W tym samym ciągu wydarzeń zostało zabitych dwóch tureckich policjantów. Zdaniem Turcji miała tego dokonać uznawana za terrorystyczną kurdyjska PKK w zemście za wspieranie Państwa Islamskiego. PKK zaprzeczyła. Dało to jednak Erdoganowi pretekst do otworzenia jednocześnie drugiego frontu – przeciwko Kurdom. I jak się okazało, to bardziej na zwalczaniu Kurdów skupiły się działania tureckiej armii. Nawet w przypadku jednego z nalotów pociski spadały nie na pozycje ISIS, a na pozycje walczących z ISIS oddziałów kurdyjskich YPG, które są głównym sojusznikiem Zachodu w zwalczaniu dżihadystów w Syrii. A to wywołało kolejną odpowiedź ze strony PKK i wysadzenie gazociągu turecko-irańskiego.
Od momentu zamachu nie minęło kilka dni, a Erdogan zdążył już domagać się od NATO solidarności w zwalczaniu Państwa Islamskiego i Kurdów (jednocześnie), informując, że turecko-kurdyjski proces pokojowy jest niemożliwy. W kraju wezwał do śledztwa w sprawie związków partii HDP z kurdyjskimi ugrupowaniami militarnymi.
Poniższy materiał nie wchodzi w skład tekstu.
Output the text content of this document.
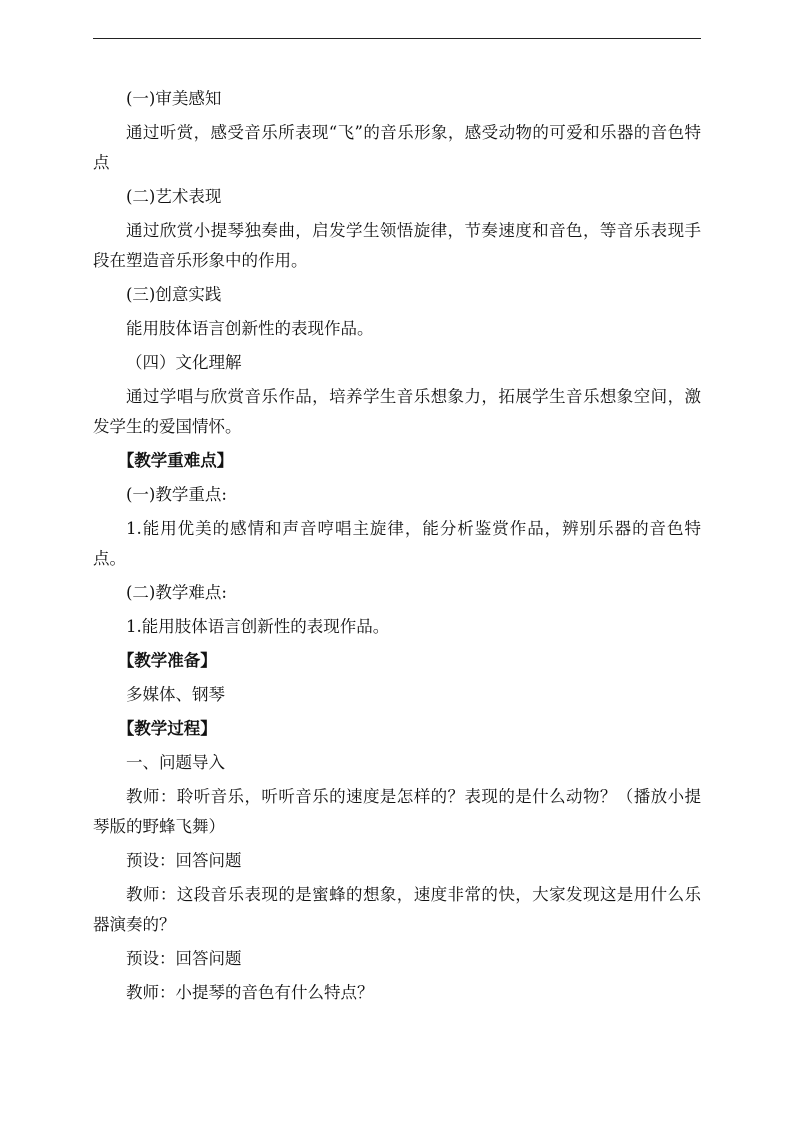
(一)审美感知

通过听赏，感受音乐所表现“飞”的音乐形象，感受动物的可爱和乐器的音色特点

(二)艺术表现

通过欣赏小提琴独奏曲，启发学生领悟旋律，节奏速度和音色，等音乐表现手段在塑造音乐形象中的作用。

(三)创意实践

能用肢体语言创新性的表现作品。

（四）文化理解

通过学唱与欣赏音乐作品，培养学生音乐想象力，拓展学生音乐想象空间，激发学生的爱国情怀。

【教学重难点】

(一)教学重点:

1.能用优美的感情和声音哼唱主旋律，能分析鉴赏作品，辨别乐器的音色特点。

(二)教学难点:

1.能用肢体语言创新性的表现作品。

【教学准备】

多媒体、钢琴

【教学过程】

一、问题导入

教师：聆听音乐，听听音乐的速度是怎样的？表现的是什么动物？（播放小提琴版的野蜂飞舞）

预设：回答问题

教师：这段音乐表现的是蜜蜂的想象，速度非常的快，大家发现这是用什么乐器演奏的？

预设：回答问题

教师：小提琴的音色有什么特点？
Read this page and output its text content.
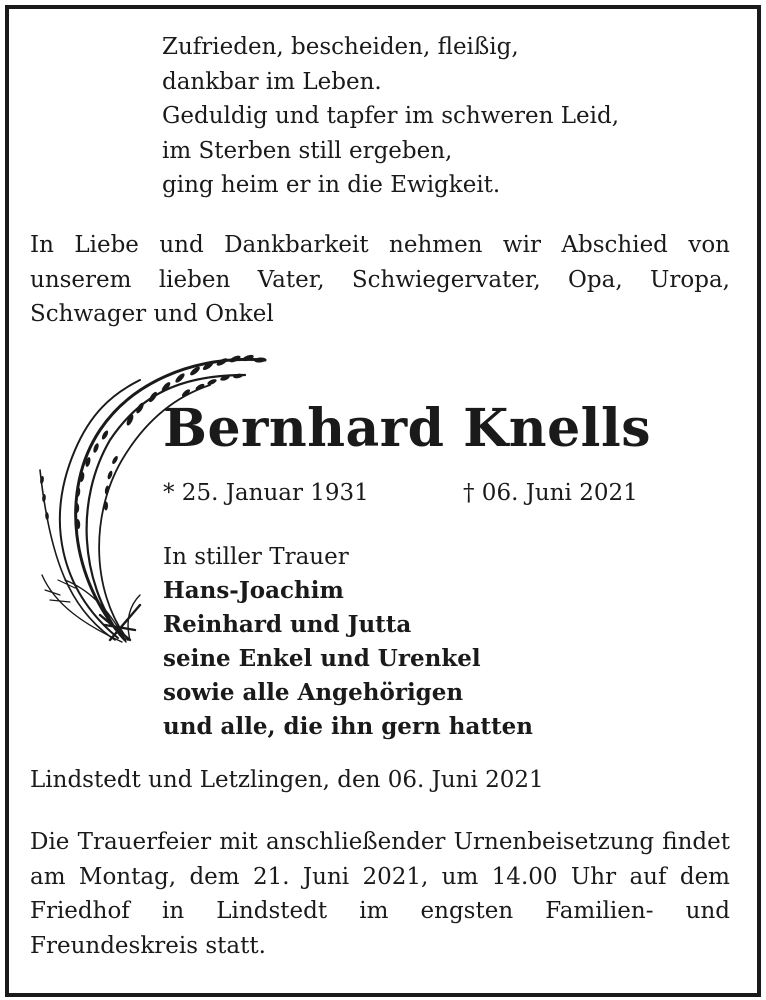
Zufrieden, bescheiden, fleißig,
dankbar im Leben.
Geduldig und tapfer im schweren Leid,
im Sterben still ergeben,
ging heim er in die Ewigkeit.
In Liebe und Dankbarkeit nehmen wir Abschied von unserem lieben Vater, Schwiegervater, Opa, Uropa, Schwager und Onkel
Bernhard Knells
* 25. Januar 1931	† 06. Juni 2021
In stiller Trauer
Hans-Joachim
Reinhard und Jutta
seine Enkel und Urenkel
sowie alle Angehörigen
und alle, die ihn gern hatten
Lindstedt und Letzlingen, den 06. Juni 2021
Die Trauerfeier mit anschließender Urnenbeisetzung findet am Montag, dem 21. Juni 2021, um 14.00 Uhr auf dem Friedhof in Lindstedt im engsten Familien- und Freundeskreis statt.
To, co stara się uzyskać w ten sposób, to izolacja kurdyjskich ugrupowań poprzez utożsamienie ich z Państwem Islamskim. Podkreślił to minister spraw zagranicznych Mevlut Cavusoglu: „Nie ma różnicy między PKK a Daesh”. Te działania podejmowane są w celu ograniczania potencjału powstania niepodległego państwa Kurdów. A w kraju, jeżeli udałoby się Erdoganowi pozbawić kurdyjskich posłów miejsc w parlamencie, to po rozpisaniu nowych wyborów AKP mogłoby liczyć na odzyskanie pełni władzy.
W grze o władzę długofalowe konsekwencje przestają się liczyć, co nie oznacza, że są nieistotne. Przede wszystkim należy do nich umocnienie się Państwa Islamskiego. Pozorowane ataki na dżihadystów a rzeczywiste na Kurdów osłabią jedyną do tej pory siłę przeciwstawiającą się ISIS.
Ewentualnie Turcja namawia USA do zastąpienia wsparcia dla Kurdów wsparciem dla Armii Podboju i Frontu Islamskiego – innych organizacji dżihadystycznych, wrogich Zachodowi, demokracji i mniejszościom religijnym. Po drugie, zniszczenie turecko-kurdyjskiego dialogu jest działaniem bardzo krótkofalowym z punktu widzenia samych Turków. Udział Kurdów w populacji Turcji rośnie z dekady na dekadę, wkrótce wypychanie ich poza nawias procesu politycznego nie będzie możliwe, a brak dialogu będzie oznaczał bardziej krwawy konflikt.
Zachód, wezwany przez Turcję, poparł jej działania przeciwko Państwu Islamskiemu, natomiast działania wobec Kurdów nie spotkały się już z taką aprobatą. Nie spotkały się jednak także ze zdecydowaną krytyką, a to daje Turcji wolną rękę do takiego postępowania.
Sojusznicy Zachodu w regionie, Kurdowie, którym niepodległość obiecywano już po I Wojnie Światowej, nie po raz pierwszy mogą okazać się przez nas zdradzeni.